L’origine del raku è legata alla cerimonia del tè: un rito, realizzato con oggetti poveri, incentrato sulla tazza che gli ospiti si scambiavano. Le sue dimensioni erano tali da poter essere contenuta nel palmo della mano. L’invenzione della tecnica raku è attribuita ad un artigiano coreano addetto alla produzione di tegole dell’epoca Momoyama (XVI secolo d.C.), Chojiro, che la sviluppò per facilitare la fabbricazione delle ciotole per la cerimonia del tè (e il suo mecenate fu Sen no Rikyu, era un maestro di questa cerimonia). Il termine giapponese raku significa “comodo, rilassato, piacevole, gioia di vivere”, e deriva dal sobborgo di Kyōto nel quale era estratta l’argilla nel sedicesimo secolo. Da quel momento divenne anche il cognome e il sigillo della stirpe di ceramisti discendente da Chojiro, tuttora attiva in Giappone. Nel diciottesimo secolo un manuale ne spiegava la tecnica in dettaglio, e da allora il raku si diffuse anche fuori del Giappone. Le ceramiche raku sono molto quotate e ricercate. Molte di queste sono delle vere e proprie opere d’arte e possono essere ammirate in musei e collezioni private.

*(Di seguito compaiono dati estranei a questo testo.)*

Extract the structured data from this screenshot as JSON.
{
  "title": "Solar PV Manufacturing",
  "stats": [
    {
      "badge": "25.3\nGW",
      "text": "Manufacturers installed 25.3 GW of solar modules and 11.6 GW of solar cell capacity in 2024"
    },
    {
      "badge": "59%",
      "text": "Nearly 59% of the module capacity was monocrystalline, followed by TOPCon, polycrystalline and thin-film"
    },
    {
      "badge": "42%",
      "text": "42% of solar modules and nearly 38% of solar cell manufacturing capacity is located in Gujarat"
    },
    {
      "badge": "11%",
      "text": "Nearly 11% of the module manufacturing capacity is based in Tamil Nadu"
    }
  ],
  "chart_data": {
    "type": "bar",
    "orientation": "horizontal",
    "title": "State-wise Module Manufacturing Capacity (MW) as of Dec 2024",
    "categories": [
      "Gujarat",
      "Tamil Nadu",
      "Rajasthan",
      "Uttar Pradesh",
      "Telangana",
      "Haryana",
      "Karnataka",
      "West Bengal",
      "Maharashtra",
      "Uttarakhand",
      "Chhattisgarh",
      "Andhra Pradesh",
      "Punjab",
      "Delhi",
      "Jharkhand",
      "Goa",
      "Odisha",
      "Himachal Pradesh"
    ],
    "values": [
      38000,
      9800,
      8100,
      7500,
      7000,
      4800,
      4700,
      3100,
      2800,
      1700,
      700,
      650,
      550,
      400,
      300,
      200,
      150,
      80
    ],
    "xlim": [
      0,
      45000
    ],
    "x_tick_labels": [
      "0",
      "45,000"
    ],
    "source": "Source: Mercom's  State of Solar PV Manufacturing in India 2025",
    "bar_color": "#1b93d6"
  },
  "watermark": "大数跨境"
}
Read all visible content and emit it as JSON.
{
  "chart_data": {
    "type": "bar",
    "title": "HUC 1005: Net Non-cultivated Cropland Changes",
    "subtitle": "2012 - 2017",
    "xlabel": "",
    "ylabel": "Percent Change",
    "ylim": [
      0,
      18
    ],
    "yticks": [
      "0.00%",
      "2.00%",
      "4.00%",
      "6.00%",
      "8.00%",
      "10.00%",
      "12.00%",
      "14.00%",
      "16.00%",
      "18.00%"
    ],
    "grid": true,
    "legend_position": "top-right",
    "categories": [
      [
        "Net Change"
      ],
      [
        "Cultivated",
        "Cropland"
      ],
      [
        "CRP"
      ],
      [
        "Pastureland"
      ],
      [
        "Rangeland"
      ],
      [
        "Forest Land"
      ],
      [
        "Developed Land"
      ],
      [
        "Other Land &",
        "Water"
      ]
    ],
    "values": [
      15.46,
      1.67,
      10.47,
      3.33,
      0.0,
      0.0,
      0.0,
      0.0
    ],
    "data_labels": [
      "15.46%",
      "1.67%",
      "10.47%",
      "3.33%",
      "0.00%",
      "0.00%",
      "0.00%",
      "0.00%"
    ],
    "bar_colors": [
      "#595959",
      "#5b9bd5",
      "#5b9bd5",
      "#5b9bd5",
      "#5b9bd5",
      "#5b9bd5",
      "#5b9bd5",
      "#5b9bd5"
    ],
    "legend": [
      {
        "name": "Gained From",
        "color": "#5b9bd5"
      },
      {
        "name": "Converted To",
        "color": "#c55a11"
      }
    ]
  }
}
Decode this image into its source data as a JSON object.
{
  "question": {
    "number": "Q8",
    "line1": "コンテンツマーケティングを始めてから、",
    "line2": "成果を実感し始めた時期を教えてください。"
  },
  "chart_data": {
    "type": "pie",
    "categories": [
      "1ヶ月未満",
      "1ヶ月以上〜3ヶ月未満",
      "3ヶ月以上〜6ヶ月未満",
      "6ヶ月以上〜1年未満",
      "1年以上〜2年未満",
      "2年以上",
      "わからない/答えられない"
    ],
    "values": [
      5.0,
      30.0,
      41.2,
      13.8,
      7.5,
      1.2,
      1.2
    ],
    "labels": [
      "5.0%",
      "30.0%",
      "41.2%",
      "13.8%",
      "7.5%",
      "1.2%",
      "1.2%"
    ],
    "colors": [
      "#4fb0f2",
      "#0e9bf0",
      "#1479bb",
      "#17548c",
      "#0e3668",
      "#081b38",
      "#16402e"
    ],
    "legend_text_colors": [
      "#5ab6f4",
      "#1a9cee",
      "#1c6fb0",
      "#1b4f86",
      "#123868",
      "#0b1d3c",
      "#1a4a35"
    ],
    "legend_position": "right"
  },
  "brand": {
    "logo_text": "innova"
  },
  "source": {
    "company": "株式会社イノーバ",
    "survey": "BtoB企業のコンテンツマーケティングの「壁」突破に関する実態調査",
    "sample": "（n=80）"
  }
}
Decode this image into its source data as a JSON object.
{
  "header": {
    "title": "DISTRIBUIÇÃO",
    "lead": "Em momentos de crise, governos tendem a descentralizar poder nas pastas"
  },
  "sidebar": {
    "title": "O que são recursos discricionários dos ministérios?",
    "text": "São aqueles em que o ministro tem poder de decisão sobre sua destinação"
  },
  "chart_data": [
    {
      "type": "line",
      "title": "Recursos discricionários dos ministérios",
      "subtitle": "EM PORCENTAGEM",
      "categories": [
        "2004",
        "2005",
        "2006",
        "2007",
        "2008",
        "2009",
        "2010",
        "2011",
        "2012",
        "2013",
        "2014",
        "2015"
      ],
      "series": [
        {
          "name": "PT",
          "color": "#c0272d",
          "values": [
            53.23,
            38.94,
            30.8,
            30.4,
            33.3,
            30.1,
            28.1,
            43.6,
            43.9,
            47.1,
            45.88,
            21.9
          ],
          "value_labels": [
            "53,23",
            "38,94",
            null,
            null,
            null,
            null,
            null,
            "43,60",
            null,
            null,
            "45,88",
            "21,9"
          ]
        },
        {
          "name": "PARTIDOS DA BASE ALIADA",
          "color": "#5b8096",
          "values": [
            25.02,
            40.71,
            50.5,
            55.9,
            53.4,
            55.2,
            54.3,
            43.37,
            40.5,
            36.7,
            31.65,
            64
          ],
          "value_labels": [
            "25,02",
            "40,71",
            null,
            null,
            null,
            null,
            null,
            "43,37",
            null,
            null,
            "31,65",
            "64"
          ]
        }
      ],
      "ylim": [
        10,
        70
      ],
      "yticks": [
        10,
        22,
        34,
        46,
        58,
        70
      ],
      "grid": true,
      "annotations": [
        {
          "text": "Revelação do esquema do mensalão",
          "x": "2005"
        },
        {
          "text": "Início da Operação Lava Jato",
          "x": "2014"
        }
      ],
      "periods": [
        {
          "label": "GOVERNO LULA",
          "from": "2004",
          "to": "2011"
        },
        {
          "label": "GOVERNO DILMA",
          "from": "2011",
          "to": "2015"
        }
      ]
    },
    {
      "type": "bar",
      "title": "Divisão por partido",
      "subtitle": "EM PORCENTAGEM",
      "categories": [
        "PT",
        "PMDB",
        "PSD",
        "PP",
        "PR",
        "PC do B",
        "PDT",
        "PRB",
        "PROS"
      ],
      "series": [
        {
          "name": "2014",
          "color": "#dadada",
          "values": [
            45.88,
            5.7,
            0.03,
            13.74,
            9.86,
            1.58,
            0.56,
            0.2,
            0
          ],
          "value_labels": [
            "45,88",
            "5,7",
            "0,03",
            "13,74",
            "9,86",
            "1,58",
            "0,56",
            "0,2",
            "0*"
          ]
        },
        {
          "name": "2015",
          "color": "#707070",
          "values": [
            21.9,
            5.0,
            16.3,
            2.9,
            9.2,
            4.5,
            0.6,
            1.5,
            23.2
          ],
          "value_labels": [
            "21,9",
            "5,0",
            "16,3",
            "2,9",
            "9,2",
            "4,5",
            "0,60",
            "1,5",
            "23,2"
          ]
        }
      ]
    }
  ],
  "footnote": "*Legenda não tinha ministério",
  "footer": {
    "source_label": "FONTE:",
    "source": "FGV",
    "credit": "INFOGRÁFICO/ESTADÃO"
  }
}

Abbiamo chiesto ad Anna e Manlio di dirci qualcosa su di loro e sulla loro produzione scultorea.

– Sono Manlio Scaramucci e come Anna Maria Viscuso amo il RAKU e la filosofia wabi sabi.

Insieme, realizziamo manufatti in ceramica, seguendo le antiche tecniche RAKU, secondo lo stile WABI-SABI.  Il wabi-sabi insegna ad esercitare il distacco dall’idea di perfezione assoluta, per riscoprire la bellezza di una creazione intuitiva e spontanea, forse incompleta ma sicuramente ricca di originalità.

Le nostre creazioni sono tutte opere assolutamente manuali, senza l’uso di alcun macchinario.

Si tratta sempre di pezzi unici, non riproducibili e certificati.

  • MA COS’E’ IL RAKU?

L’antica arte delle ceramiche Raku nacque ad opera di un artista coreano (Chojiro) nella Corea del XVI secolo.

Il Raku nacque e si sviluppò per soddisfare la necessità dell’uomo di avvicinarsi alla spiritualità,

traendo ispirazione dalla filosofia e dalla meditazione zen.

La collettiva è visitabile fino al 22 febbraio c.a. ed è un calderone di opere d’arte pittoriche, scultoree ed artigianali .

 “ I quattro elementi naturali (acqua, aria, fuoco e terra) sono definiti spirituali e considerati perfetti in quanto più sottili. Questi sono inglobati nel quinto elemento o quintessenza, in cui facciamo parte di un tutto col cosmo. L’etere, rappresentante la vitalità della creazione, che li mette in relazione, che si muove al di là delle limitazioni della materia e delle leggi di spazio e tempo. I quattro elementi interdipendenti si presentano nell’uomo, con le loro qualità, osservando cioè le manifestazioni armoniose o disarmoniche che influenzano il carattere e tutti gli angoli della sua vita. Impara ad ascoltare la voce della natura, degli elementi e degli spiriti che ci guidano”.